O economista e professor catedrático da Universidade de Coimbra, José Reis, esclarece que este fenómeno não se deve a um aumento das taxas de IRS diferenciadas entre os escalões, mas sim a uma alteração na composição dos rendimentos declarados. “Aumentou o número de contribuintes que estão nos três escalões acima do salário mínimo. Isto não significa que as taxas tenham sido agravadas de forma diferenciada”, explica. Segundo o especialista, a atualização regular dos escalões fiscais avançou a um ritmo mais rápido do que o crescimento salarial, levando mais contribuintes a serem enquadrados em faixas de tributação superiores sem que isso significasse necessariamente um aumento real dos seus rendimentos.
O impacto destas mudanças é também visível na estrutura do mercado de trabalho.
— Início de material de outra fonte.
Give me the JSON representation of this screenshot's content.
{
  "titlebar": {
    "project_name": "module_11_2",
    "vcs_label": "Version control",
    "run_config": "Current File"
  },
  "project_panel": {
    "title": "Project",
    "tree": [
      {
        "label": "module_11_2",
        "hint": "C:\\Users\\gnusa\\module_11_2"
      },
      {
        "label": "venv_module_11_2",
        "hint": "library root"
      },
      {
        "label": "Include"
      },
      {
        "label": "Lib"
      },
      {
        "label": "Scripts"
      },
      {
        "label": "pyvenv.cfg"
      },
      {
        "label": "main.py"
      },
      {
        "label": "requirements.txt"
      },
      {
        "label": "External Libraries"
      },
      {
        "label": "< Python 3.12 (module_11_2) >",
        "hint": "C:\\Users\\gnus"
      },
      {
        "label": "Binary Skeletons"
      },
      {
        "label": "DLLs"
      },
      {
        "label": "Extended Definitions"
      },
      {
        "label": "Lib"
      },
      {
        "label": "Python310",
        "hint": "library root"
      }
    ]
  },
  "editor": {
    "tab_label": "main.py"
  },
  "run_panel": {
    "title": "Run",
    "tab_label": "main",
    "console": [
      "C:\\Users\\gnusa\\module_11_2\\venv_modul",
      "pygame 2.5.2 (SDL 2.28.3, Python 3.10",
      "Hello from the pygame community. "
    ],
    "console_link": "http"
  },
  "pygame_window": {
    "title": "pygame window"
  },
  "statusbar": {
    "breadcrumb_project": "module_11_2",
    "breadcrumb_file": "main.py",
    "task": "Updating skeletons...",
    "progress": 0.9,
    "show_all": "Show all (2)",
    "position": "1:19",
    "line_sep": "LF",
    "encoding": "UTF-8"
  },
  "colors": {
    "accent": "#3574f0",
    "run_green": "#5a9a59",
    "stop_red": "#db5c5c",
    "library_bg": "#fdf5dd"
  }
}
José Reis destaca que, “há alguns anos, apenas 4% dos trabalhadores recebiam o salário mínimo, mas atualmente essa percentagem já atinge os 22%”. O economista sublinha ainda que “três quartos da população empregada está em setores cuja produtividade é inferior à média”, especialmente nos serviços, com destaque para o alojamento e a restauração. Esta tendência revela um mercado laboral cada vez mais assente em salários baixos, o que influencia diretamente a tributação sobre os rendimentos do trabalho.
Outro ponto levantado é a progressividade do sistema fiscal, que, segundo José Reis, “existe, mas levanta questões quando se considera alguns regimes fiscais privilegiados”. Como exemplo, refere a discrepância entre a tributação do trabalho e dos rendimentos prediais: “Alguém que viva apenas do arrendamento de casas é tributado a 28%, enquanto um trabalhador com o mesmo rendimento paga sempre mais”, destaca. Essa diferenciação pode levar a situações em que contribuintes com menores rendimentos relativos acabam por suportar uma carga fiscal proporcionalmente mais elevada.
A campanha de entrega das declarações de IRS arranca esta terça-feira e traz algumas mudanças que vão impactar os contribuintes. A principal novidade prende-se com os reembolsos, que deverão ser mais baixos do que nos anos anteriores. Isto deve-se à revisão da retenção na fonte feita pelo Governo em 2023, que reduziu o valor descontado mensalmente no salário. Como resultado, os contribuintes pagaram menos IRS ao longo do ano, mas terão agora menos montante a receber no acerto anual.
Luís Leon, fiscalista da consultora Ilya, explica que “em 2023, o Governo alterou a fórmula do IRS mensal, tornando a retenção mais próxima de 1/14 do imposto anual. Além disso, em setembro, outubro e novembro, houve uma redução adicional nas retenções, funcionando como um reembolso antecipado”. No entanto, nem todos os contribuintes serão afetados da mesma forma. “Quem esteve de licença de maternidade ou no desemprego, por exemplo, não sentirá esse impacto”, esclarece o especialista. Para evitar surpresas, os especialistas aconselham a realização de uma simulação antes da submissão da declaração, que já estará disponível a partir de terça-feira.